The past two days I had the pleasure of observing the blowout over a post by blogger Matt Forney about rape – or more precisely, about “how to rape women and get away with it.” It’s completely satirical, quite funny, and one can’t help but by impressed by the size of the balls (no homo) needed to write that shit in a culture where rape is far more of a taboo than murder. Not very logical that, is it? But it’s true. You can assault people with reckless abandon or even shoot up civilians at a Russian airport in any number of FPS games, but rape is a no-no (so is even normal sex, for that matter). Unless you’re in Japan, but I digress…

Anyhow, I don’t know what set off the tripwire – Mr. Forney had published the article in question months ago – but within a few hours he was getting a flood of Internet hate from assorted Tumblr feminists and their angry beta male orbiters. The Electronic Frontier Foundation’s “Director for International Freedom of Expression” expressed the hope he’d get fired; others called for him to be raped and/or killed. The Anonymous brigade also joined in. After a couple of days, they blackmailed him into taking the post down. You can still read the original here at this blog (which is ironically enough dedicated to PUA hate).

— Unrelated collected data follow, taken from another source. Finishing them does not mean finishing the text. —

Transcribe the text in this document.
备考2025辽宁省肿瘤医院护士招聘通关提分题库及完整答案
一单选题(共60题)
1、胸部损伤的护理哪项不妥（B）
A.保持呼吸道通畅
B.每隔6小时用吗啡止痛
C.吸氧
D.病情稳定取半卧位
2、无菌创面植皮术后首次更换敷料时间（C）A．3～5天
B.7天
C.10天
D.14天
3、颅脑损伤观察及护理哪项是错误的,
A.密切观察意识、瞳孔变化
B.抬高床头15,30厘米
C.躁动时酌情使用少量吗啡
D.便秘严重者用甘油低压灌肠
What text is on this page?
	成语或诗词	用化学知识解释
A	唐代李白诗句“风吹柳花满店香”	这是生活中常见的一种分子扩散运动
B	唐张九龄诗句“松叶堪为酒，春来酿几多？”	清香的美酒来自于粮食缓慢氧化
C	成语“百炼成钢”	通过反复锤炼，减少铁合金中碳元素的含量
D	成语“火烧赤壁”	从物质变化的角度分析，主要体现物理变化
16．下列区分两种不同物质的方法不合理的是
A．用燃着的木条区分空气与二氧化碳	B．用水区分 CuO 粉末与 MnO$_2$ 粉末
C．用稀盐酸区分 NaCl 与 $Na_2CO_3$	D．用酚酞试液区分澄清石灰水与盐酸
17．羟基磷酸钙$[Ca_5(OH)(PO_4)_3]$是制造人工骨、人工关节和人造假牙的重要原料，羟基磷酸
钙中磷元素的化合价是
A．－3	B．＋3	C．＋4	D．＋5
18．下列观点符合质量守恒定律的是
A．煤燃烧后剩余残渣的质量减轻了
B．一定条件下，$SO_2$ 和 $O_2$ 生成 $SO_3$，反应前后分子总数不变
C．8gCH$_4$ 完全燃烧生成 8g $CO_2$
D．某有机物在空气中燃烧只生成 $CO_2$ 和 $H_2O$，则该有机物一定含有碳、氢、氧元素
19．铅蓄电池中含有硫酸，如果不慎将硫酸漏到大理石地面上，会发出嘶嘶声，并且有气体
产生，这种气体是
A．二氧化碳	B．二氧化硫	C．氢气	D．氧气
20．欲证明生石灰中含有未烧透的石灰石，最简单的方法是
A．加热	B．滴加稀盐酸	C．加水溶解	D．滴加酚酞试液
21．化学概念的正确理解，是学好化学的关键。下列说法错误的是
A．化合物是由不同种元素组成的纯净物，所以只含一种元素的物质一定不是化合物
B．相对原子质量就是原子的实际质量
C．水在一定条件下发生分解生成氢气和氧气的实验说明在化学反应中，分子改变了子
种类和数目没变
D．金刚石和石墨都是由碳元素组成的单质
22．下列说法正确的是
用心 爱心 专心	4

As anyone can quite clearly see, the real issue Mr. Forney was addressing was false rape, and more specifically the campus rape industry that has sprung up in recent decades to employ the new legions of Gender Studies majors. According to those moonbats, something like 25% of female university students were raped in the course of their studies (suffice to say pulling down your panties after having had too much to drink and regretting it afterwards qualifies as “rape” in their bizarro-world). One almost can’t refrain from making jokes at their expense, but since that doesn’t tend to turn out so well, I will focus on statistics as is my wont anyway. After all, facts and data are much more difficult to censor out of existence than articles that can be construed – however tendentiously – as “promoting” rape.

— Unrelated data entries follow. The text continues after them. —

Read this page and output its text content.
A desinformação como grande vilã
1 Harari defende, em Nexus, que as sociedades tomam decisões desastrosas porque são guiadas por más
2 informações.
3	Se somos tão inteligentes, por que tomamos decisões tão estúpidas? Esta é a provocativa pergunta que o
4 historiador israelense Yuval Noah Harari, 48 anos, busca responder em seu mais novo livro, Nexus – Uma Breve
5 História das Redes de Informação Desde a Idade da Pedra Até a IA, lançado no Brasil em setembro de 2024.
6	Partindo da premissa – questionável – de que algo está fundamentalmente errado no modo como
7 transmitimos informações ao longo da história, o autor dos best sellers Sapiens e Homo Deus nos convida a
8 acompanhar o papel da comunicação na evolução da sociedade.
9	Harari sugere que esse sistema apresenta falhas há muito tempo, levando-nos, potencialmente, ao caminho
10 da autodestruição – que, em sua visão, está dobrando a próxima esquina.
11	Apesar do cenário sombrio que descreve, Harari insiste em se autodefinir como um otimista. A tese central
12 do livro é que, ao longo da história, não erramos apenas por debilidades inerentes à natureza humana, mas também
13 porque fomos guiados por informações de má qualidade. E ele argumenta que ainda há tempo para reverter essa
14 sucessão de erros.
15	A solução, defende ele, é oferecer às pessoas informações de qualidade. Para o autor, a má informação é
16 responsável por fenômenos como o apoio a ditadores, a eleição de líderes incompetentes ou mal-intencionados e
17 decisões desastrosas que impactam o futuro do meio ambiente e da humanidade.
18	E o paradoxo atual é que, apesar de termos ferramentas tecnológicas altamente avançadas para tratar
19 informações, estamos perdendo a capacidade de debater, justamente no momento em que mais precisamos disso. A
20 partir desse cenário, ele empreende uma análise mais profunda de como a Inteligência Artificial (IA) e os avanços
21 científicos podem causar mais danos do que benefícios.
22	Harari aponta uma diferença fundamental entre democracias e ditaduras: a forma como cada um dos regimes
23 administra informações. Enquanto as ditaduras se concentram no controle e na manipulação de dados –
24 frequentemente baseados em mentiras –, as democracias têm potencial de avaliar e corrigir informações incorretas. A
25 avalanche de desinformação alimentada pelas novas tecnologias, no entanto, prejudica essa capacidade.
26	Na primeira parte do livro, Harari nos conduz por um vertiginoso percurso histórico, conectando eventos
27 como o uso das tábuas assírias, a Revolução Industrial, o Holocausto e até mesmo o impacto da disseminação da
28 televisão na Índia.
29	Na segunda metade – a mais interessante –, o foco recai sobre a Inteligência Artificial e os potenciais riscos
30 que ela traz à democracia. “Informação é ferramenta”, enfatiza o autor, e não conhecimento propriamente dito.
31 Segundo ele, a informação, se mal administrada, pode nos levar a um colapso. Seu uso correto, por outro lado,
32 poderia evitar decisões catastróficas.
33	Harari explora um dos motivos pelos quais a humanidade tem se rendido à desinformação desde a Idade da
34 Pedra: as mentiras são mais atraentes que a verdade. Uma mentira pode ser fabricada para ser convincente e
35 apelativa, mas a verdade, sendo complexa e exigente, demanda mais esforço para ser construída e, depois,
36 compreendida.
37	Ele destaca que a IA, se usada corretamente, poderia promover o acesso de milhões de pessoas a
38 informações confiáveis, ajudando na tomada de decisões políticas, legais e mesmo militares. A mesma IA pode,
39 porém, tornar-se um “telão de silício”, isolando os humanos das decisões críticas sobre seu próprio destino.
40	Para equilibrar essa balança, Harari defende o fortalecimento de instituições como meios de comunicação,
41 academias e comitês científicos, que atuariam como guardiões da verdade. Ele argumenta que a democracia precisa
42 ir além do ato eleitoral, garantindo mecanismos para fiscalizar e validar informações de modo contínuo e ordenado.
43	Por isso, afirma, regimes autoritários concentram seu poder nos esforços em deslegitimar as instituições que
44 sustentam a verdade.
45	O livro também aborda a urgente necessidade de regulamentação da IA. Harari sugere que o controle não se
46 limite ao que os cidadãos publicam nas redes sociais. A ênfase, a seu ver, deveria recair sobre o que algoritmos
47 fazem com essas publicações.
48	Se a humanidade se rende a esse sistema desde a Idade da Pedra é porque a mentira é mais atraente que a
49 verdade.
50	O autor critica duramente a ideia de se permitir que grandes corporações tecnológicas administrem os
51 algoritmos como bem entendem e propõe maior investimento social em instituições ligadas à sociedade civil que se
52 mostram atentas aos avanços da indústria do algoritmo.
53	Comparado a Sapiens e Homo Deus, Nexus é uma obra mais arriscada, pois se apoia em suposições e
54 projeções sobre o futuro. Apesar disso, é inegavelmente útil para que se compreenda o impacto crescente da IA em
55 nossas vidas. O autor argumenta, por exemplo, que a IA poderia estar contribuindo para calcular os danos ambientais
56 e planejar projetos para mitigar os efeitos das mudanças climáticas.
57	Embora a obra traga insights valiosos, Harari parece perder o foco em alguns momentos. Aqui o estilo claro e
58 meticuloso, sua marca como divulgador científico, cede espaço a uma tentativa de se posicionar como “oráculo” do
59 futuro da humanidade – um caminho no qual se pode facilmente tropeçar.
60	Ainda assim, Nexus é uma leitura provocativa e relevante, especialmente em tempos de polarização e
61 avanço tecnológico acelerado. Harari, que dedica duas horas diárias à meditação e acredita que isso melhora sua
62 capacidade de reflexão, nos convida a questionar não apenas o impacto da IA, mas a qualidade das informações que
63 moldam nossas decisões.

The National Crime Victimization Survey is a dataset of interviews with a vast and representative sample of the US population that aims to get an objective picture of the true incidence of crime in America. The graph below is from the book The Better Angels of our Nature by Steven Pinker, a dyed-in-the-wool end-of-history type liberal: “It shows that in 35 years the rate has fallen by an astonishing 80 percent, from 250 per 100,000 people over the age of twelve in 1973 to 50 per 100,000 in 2008.” Now one has to give the feminists their fair due; if not for their anti-rape campaigns, the rate of decline would have likely been slower. Nonetheless, it is ironic that the public panic over rape and sexual assault has risen to fever pitch at precisely the moment in history when the real lifetime risk of becoming a victim of rape has never been lower.

incidence-of-rape-us-pinker

Now to be honest again, I do not know if the 50 per 100,000 figure is entirely accurate. Checking the data directly gives 243,800 rapes for an over-twelve population of 257,542,240 in 2011, which translates to a rate of 94 per 100,000 for 2011. Whence the discrepancy? I don’t know. Maybe Pinker made a mistake in his calculations. Or maybe it’s a semantic difference; whereas Pinker refers to just “rape”, the NCVS study linked to above calls it “rape / sexual assault.” Maybe they are treated as distinct crimes? Regardless, it is not even in the same ballpark as the 25% victimization rates – during four years of college – cited by the campus rape industry. It is, in reality, as gauged by a representative sample of the population of whom half will be women, much less than 1%, and probably around 0.1% or 0.2%.